Oviedo, José Luis SALINAS

Estados Unidos presume de ser un país en el que todos tienen las mismas oportunidades laborales para triunfar, independientemente de su raza, sexo o religión. Es lo que en 1931 el historiador James Truslow bautizó como «el sueño americano». Pero más que un sueño es un mito, según un estudio de Emilio J. Castilla, un emigrante español profesor del Massachusetts Institute of Technology (MIT) de Boston que el pasado lunes recibió en el XI Premio «Fundación Banco Herrero» para jóvenes investigadores por sus trabajos en el campo de la sociología económica.

El investigador, de origen catalán, desgranó ayer, ante una abarrotada y entregada Aula Magna de la Facultad de Economía y Empresa de la Universidad de Oviedo, las conclusiones de un estudio que ha realizado durante los últimos años y en el que se asegura que la empresa americana discriminaba a los trabajadores en función de su sexo o su raza a la hora de repartir incentivos. Pese a desmitificar este «sueño», Castilla animó a los cientos de estudiantes que, entusiasmados, siguieron su ponencia a «lanzarse a la aventura americana» ante los nubarrones que cubren el horizonte económico europeo. Así encontrarán una forma de prosperar en su trabajo, como hizo él, aseguró.
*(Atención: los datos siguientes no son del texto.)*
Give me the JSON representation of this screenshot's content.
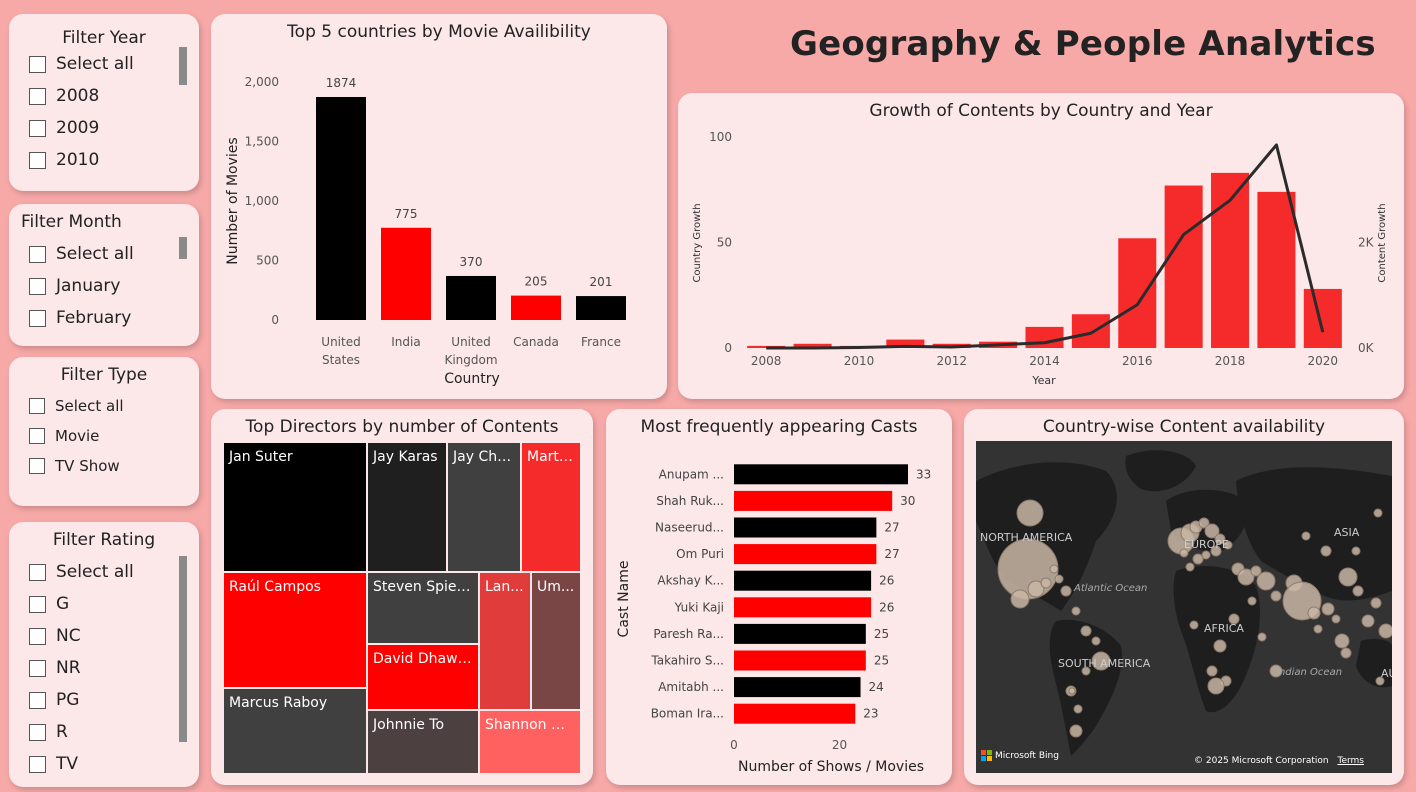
{
  "page_title": "Geography & People Analytics",
  "filters": {
    "year": {
      "title": "Filter Year",
      "options": [
        "Select all",
        "2008",
        "2009",
        "2010"
      ]
    },
    "month": {
      "title": "Filter Month",
      "options": [
        "Select all",
        "January",
        "February"
      ]
    },
    "type": {
      "title": "Filter Type",
      "options": [
        "Select all",
        "Movie",
        "TV Show"
      ]
    },
    "rating": {
      "title": "Filter Rating",
      "options": [
        "Select all",
        "G",
        "NC",
        "NR",
        "PG",
        "R",
        "TV"
      ]
    }
  },
  "colors": {
    "black": "#000000",
    "red": "#ff0000",
    "bright_red": "#f52a2a",
    "background": "#f7a9a8",
    "card": "#fce8e8"
  },
  "chart_data": [
    {
      "type": "bar",
      "title": "Top 5 countries by Movie Availibility",
      "xlabel": "Country",
      "ylabel": "Number of Movies",
      "categories": [
        "United States",
        "India",
        "United Kingdom",
        "Canada",
        "France"
      ],
      "category_lines": [
        [
          "United",
          "States"
        ],
        [
          "India"
        ],
        [
          "United",
          "Kingdom"
        ],
        [
          "Canada"
        ],
        [
          "France"
        ]
      ],
      "values": [
        1874,
        775,
        370,
        205,
        201
      ],
      "bar_colors": [
        "#000000",
        "#ff0000",
        "#000000",
        "#ff0000",
        "#000000"
      ],
      "ylim": [
        0,
        2000
      ],
      "yticks": [
        "0",
        "500",
        "1,000",
        "1,500",
        "2,000"
      ],
      "ytick_values": [
        0,
        500,
        1000,
        1500,
        2000
      ]
    },
    {
      "type": "bar",
      "title": "Growth of Contents by Country and Year",
      "xlabel": "Year",
      "ylabel": "Country Growth",
      "y2label": "Content Growth",
      "x": [
        2008,
        2009,
        2010,
        2011,
        2012,
        2013,
        2014,
        2015,
        2016,
        2017,
        2018,
        2019,
        2020
      ],
      "xticks": [
        "2008",
        "2010",
        "2012",
        "2014",
        "2016",
        "2018",
        "2020"
      ],
      "bar_values": [
        1,
        2,
        1,
        4,
        2,
        3,
        10,
        16,
        52,
        77,
        83,
        74,
        28
      ],
      "ylim": [
        0,
        100
      ],
      "yticks": [
        "0",
        "50",
        "100"
      ],
      "ytick_values": [
        0,
        50,
        100
      ],
      "line_values": [
        0,
        0,
        10,
        30,
        20,
        60,
        100,
        280,
        820,
        2150,
        2800,
        3850,
        300
      ],
      "y2lim": [
        0,
        4000
      ],
      "y2ticks": [
        "0K",
        "2K"
      ],
      "y2tick_values": [
        0,
        2000
      ]
    },
    {
      "type": "bar",
      "orientation": "horizontal",
      "title": "Most frequently appearing Casts",
      "xlabel": "Number of Shows / Movies",
      "ylabel": "Cast Name",
      "categories": [
        "Anupam ...",
        "Shah Ruk...",
        "Naseerud...",
        "Om Puri",
        "Akshay K...",
        "Yuki Kaji",
        "Paresh Ra...",
        "Takahiro S...",
        "Amitabh ...",
        "Boman Ira..."
      ],
      "values": [
        33,
        30,
        27,
        27,
        26,
        26,
        25,
        25,
        24,
        23
      ],
      "bar_colors": [
        "#000000",
        "#ff0000",
        "#000000",
        "#ff0000",
        "#000000",
        "#ff0000",
        "#000000",
        "#ff0000",
        "#000000",
        "#ff0000"
      ],
      "xlim": [
        0,
        33
      ],
      "xticks": [
        "0",
        "20"
      ],
      "xtick_values": [
        0,
        20
      ]
    }
  ],
  "treemap": {
    "title": "Top Directors by number of Contents",
    "items": [
      {
        "label": "Jan Suter",
        "color": "#000000"
      },
      {
        "label": "Jay Karas",
        "color": "#1f1f1f"
      },
      {
        "label": "Jay Cha...",
        "color": "#404040"
      },
      {
        "label": "Marti...",
        "color": "#f52a2a"
      },
      {
        "label": "Raúl Campos",
        "color": "#ff0000"
      },
      {
        "label": "Steven Spielb...",
        "color": "#404040"
      },
      {
        "label": "Lan...",
        "color": "#e03c3c"
      },
      {
        "label": "Um...",
        "color": "#7a4545"
      },
      {
        "label": "David Dhawan",
        "color": "#ff0000"
      },
      {
        "label": "Marcus Raboy",
        "color": "#404040"
      },
      {
        "label": "Johnnie To",
        "color": "#4d4040"
      },
      {
        "label": "Shannon Ha...",
        "color": "#ff6060"
      }
    ]
  },
  "map": {
    "title": "Country-wise Content availability",
    "labels": {
      "north_america": "NORTH AMERICA",
      "europe": "EUROPE",
      "asia": "ASIA",
      "africa": "AFRICA",
      "south_america": "SOUTH AMERICA",
      "atlantic": "Atlantic Ocean",
      "indian": "Indian Ocean",
      "australia": "AU"
    },
    "brand": "Microsoft Bing",
    "copyright": "© 2025 Microsoft Corporation",
    "terms": "Terms"
  }
}
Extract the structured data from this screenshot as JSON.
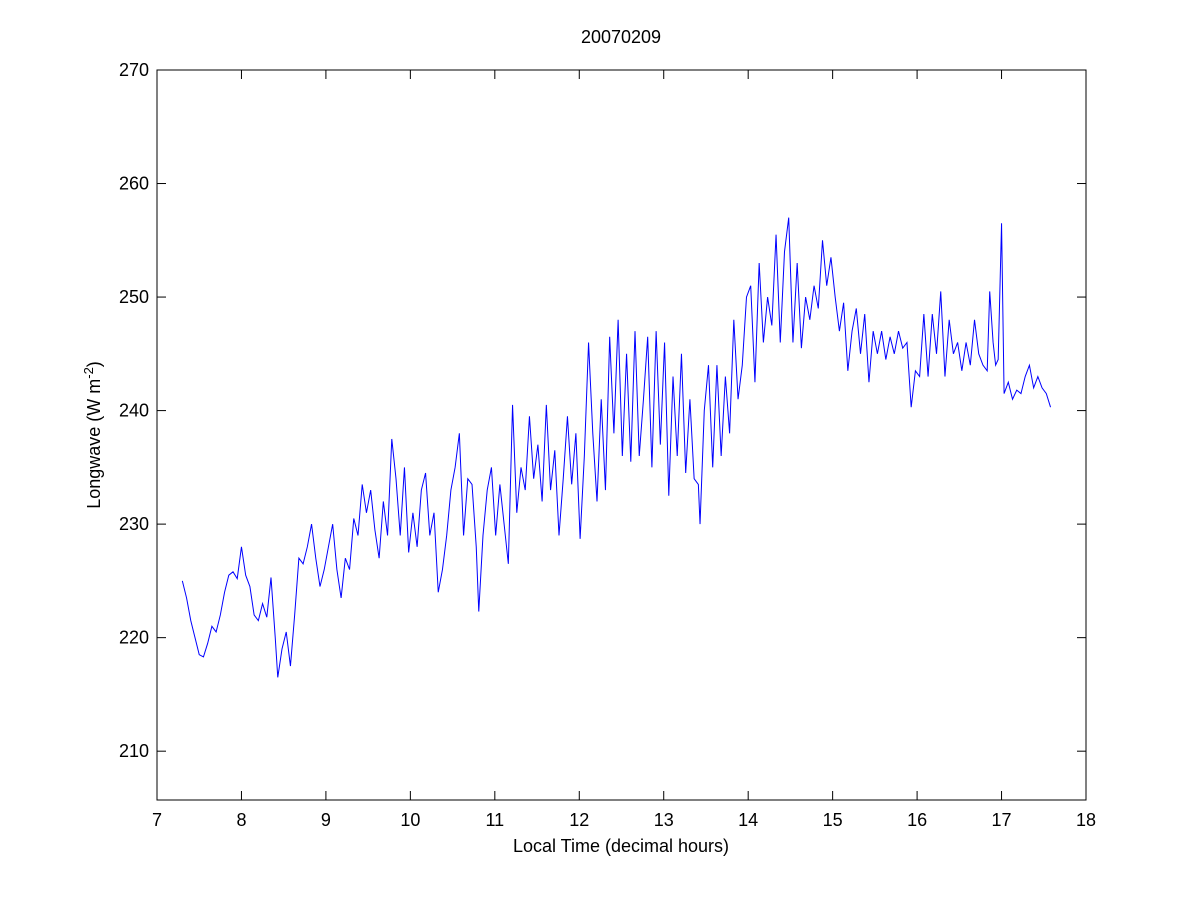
{
  "chart_data": {
    "type": "line",
    "title": "20070209",
    "xlabel": "Local Time (decimal hours)",
    "ylabel": [
      "Longwave (W m",
      "-2",
      ")"
    ],
    "xlim": [
      7,
      18
    ],
    "ylim": [
      205.7,
      270
    ],
    "xticks": [
      7,
      8,
      9,
      10,
      11,
      12,
      13,
      14,
      15,
      16,
      17,
      18
    ],
    "yticks": [
      210,
      220,
      230,
      240,
      250,
      260,
      270
    ],
    "box": true,
    "x": [
      7.3,
      7.35,
      7.4,
      7.45,
      7.5,
      7.55,
      7.6,
      7.65,
      7.7,
      7.75,
      7.8,
      7.85,
      7.9,
      7.95,
      8.0,
      8.05,
      8.1,
      8.15,
      8.2,
      8.25,
      8.3,
      8.35,
      8.4,
      8.43,
      8.48,
      8.53,
      8.58,
      8.63,
      8.68,
      8.73,
      8.78,
      8.83,
      8.88,
      8.93,
      8.98,
      9.03,
      9.08,
      9.13,
      9.18,
      9.23,
      9.28,
      9.33,
      9.38,
      9.43,
      9.48,
      9.53,
      9.58,
      9.63,
      9.68,
      9.73,
      9.78,
      9.83,
      9.88,
      9.93,
      9.98,
      10.03,
      10.08,
      10.13,
      10.18,
      10.23,
      10.28,
      10.33,
      10.38,
      10.43,
      10.48,
      10.53,
      10.58,
      10.63,
      10.68,
      10.73,
      10.78,
      10.81,
      10.86,
      10.91,
      10.96,
      11.01,
      11.06,
      11.11,
      11.16,
      11.21,
      11.26,
      11.31,
      11.36,
      11.41,
      11.46,
      11.51,
      11.56,
      11.61,
      11.66,
      11.71,
      11.76,
      11.81,
      11.86,
      11.91,
      11.96,
      12.01,
      12.06,
      12.11,
      12.16,
      12.21,
      12.26,
      12.31,
      12.36,
      12.41,
      12.46,
      12.51,
      12.56,
      12.61,
      12.66,
      12.71,
      12.76,
      12.81,
      12.86,
      12.91,
      12.96,
      13.01,
      13.06,
      13.11,
      13.16,
      13.21,
      13.26,
      13.31,
      13.36,
      13.41,
      13.43,
      13.48,
      13.53,
      13.58,
      13.63,
      13.68,
      13.73,
      13.78,
      13.83,
      13.88,
      13.93,
      13.98,
      14.03,
      14.08,
      14.13,
      14.18,
      14.23,
      14.28,
      14.33,
      14.38,
      14.43,
      14.48,
      14.53,
      14.58,
      14.63,
      14.68,
      14.73,
      14.78,
      14.83,
      14.88,
      14.93,
      14.98,
      15.03,
      15.08,
      15.13,
      15.18,
      15.23,
      15.28,
      15.33,
      15.38,
      15.43,
      15.48,
      15.53,
      15.58,
      15.63,
      15.68,
      15.73,
      15.78,
      15.83,
      15.88,
      15.93,
      15.98,
      16.03,
      16.08,
      16.13,
      16.18,
      16.23,
      16.28,
      16.33,
      16.38,
      16.43,
      16.48,
      16.53,
      16.58,
      16.63,
      16.68,
      16.73,
      16.78,
      16.83,
      16.86,
      16.9,
      16.93,
      16.96,
      17.0,
      17.03,
      17.08,
      17.13,
      17.18,
      17.23,
      17.28,
      17.33,
      17.38,
      17.43,
      17.48,
      17.53,
      17.58
    ],
    "series": [
      {
        "color": "#0000ff",
        "values": [
          225,
          223.5,
          221.5,
          220,
          218.5,
          218.3,
          219.5,
          221,
          220.5,
          222,
          224,
          225.5,
          225.8,
          225.2,
          228,
          225.5,
          224.5,
          222,
          221.5,
          223,
          221.8,
          225.3,
          220,
          216.5,
          219,
          220.5,
          217.5,
          222,
          227,
          226.5,
          228,
          230,
          227,
          224.5,
          226,
          228,
          230,
          226,
          223.5,
          227,
          226,
          230.5,
          229,
          233.5,
          231,
          233,
          229.5,
          227,
          232,
          229,
          237.5,
          234,
          229,
          235,
          227.5,
          231,
          228,
          233,
          234.5,
          229,
          231,
          224,
          226,
          229,
          233,
          235,
          238,
          229,
          234,
          233.5,
          228,
          222.3,
          229,
          233,
          235,
          229,
          233.5,
          230,
          226.5,
          240.5,
          231,
          235,
          233,
          239.5,
          234,
          237,
          232,
          240.5,
          233,
          236.5,
          229,
          234,
          239.5,
          233.5,
          238,
          228.7,
          236,
          246,
          238,
          232,
          241,
          233,
          246.5,
          238,
          248,
          236,
          245,
          235.5,
          247,
          236,
          241,
          246.5,
          235,
          247,
          237,
          246,
          232.5,
          243,
          236,
          245,
          234.5,
          241,
          234,
          233.5,
          230,
          240,
          244,
          235,
          244,
          236,
          243,
          238,
          248,
          241,
          244,
          250,
          251,
          242.5,
          253,
          246,
          250,
          247.5,
          255.5,
          246,
          254,
          257,
          246,
          253,
          245.5,
          250,
          248,
          251,
          249,
          255,
          251,
          253.5,
          250,
          247,
          249.5,
          243.5,
          247,
          249,
          245,
          248.5,
          242.5,
          247,
          245,
          247,
          244.5,
          246.5,
          245,
          247,
          245.5,
          246,
          240.3,
          243.5,
          243,
          248.5,
          243,
          248.5,
          245,
          250.5,
          243,
          248,
          245,
          246,
          243.5,
          246,
          244,
          248,
          245,
          244,
          243.5,
          250.5,
          246,
          244,
          244.5,
          256.5,
          241.5,
          242.5,
          241,
          241.8,
          241.5,
          243,
          244,
          242,
          243,
          242,
          241.5,
          240.3
        ]
      }
    ]
  }
}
En su estudio, precisó Castilla, se demostró que trabajadores «que hacen el mismo tipo de trabajo y que tienen el mismo nivel de productividad no reciben los mismos incentivos salariales si son mujeres o si son blancos norteamericanos». Las mujeres logran menor recompensa a su esfuerzo.

A mitad de la explicación uno de los estudiantes que estaba entre el público levantó la mano para hacerle una pregunta al docente; algo que minutos antes el propio investigador había pedido a los participantes que hicieran: «Podéis interrumpirme cuando queráis y plantearme vuestras dudas». El estudiante asturiano preguntó: «¿Los resultados de estos estudios pueden generalizarse al resto del mundo y empresas?». Castilla respondió afirmativamente. «Todos somos seres humanos y todos cometemos sesgos a la hora de elegir cómo o a quién incentivar».

Al otro extremo de la sala, otro estudiante pidió la palabra: «¿Las leyes de paridad pueden afectar a la productividad del Gobierno o de la empresa?» Castilla destacó la dificultad de valorar la productividad en la política aunque apuntó que, por su experiencia en las empresas, «una de las cosas que más suelen desmotivar a los trabajadores es ver cómo se promociona a incompetentes».

Para llegar a todas estas conclusiones, Castilla entró «hasta atrás» en los datos de una importante empresa americana (de la que por motivos de confidencialidad no dio su nombre y que bautizó ficticiamente como «Servicom») con 20.000 empleados y 272 centros de trabajo. «Me entrevisté con los supervisores y conocí a algunos trabajadores de primera mano para saber sus opiniones», señaló. De las conclusiones de su trabajo se desprende que al entrar a trabajar en la compañía no hay ningún tipo de discriminación, «todos cobran lo mismo, más que nada porque la legislación americana vigila mucho esto». El problema llega cuando entra en funcionamiento el plan de incentivos; es en ese momento donde Castilla comprobó que se dan discriminaciones.

En Estados Unidos las empresas, explicó, «están obsesionadas» con motivar a sus trabajadores, con incentivarlos económicamente y con tratar de quedarse con los que mejores capacidades demuestran. «En 2005, el 70% de las empresas americanas ofrecía bonus a sus trabajadores. Cualquier empresa del país que quiera ser estratégica y dinámica tiene que tener estos bonos y retener a los empleados que sean más talentosos», señaló.

Otro reciente estudio del nuevo premio de la Fundación Banco Herrero lo ayudó a enfatizar las conclusiones a las que había llegado al analizar «Servicom». En este caso Castilla evaluó dos compañías: una en la que se propuso un sistema meritocrático (es decir, en el que los salarios de los trabajadores subían según su valía) y otra en la que no. El docente propuso a varios empleados que evaluasen a tres compañeros y repartiesen entre ellos mil dólares en función de su trabajo: un hombre y una mujer que habían realizado los mismos méritos laborales y «otro trabajador menos productivo que hacía de relleno para que el experimento no fuera tan evidente». «El resultado fue paradójico», señaló, «en la empresa meritocrática se dio más dinero al hombre que a la mujer y en la que no funcionaba por este sistema fue al revés». «Es como si al activar el sistema meritocrático también se activaran algunos prejuicios en el cerebro», concluyó.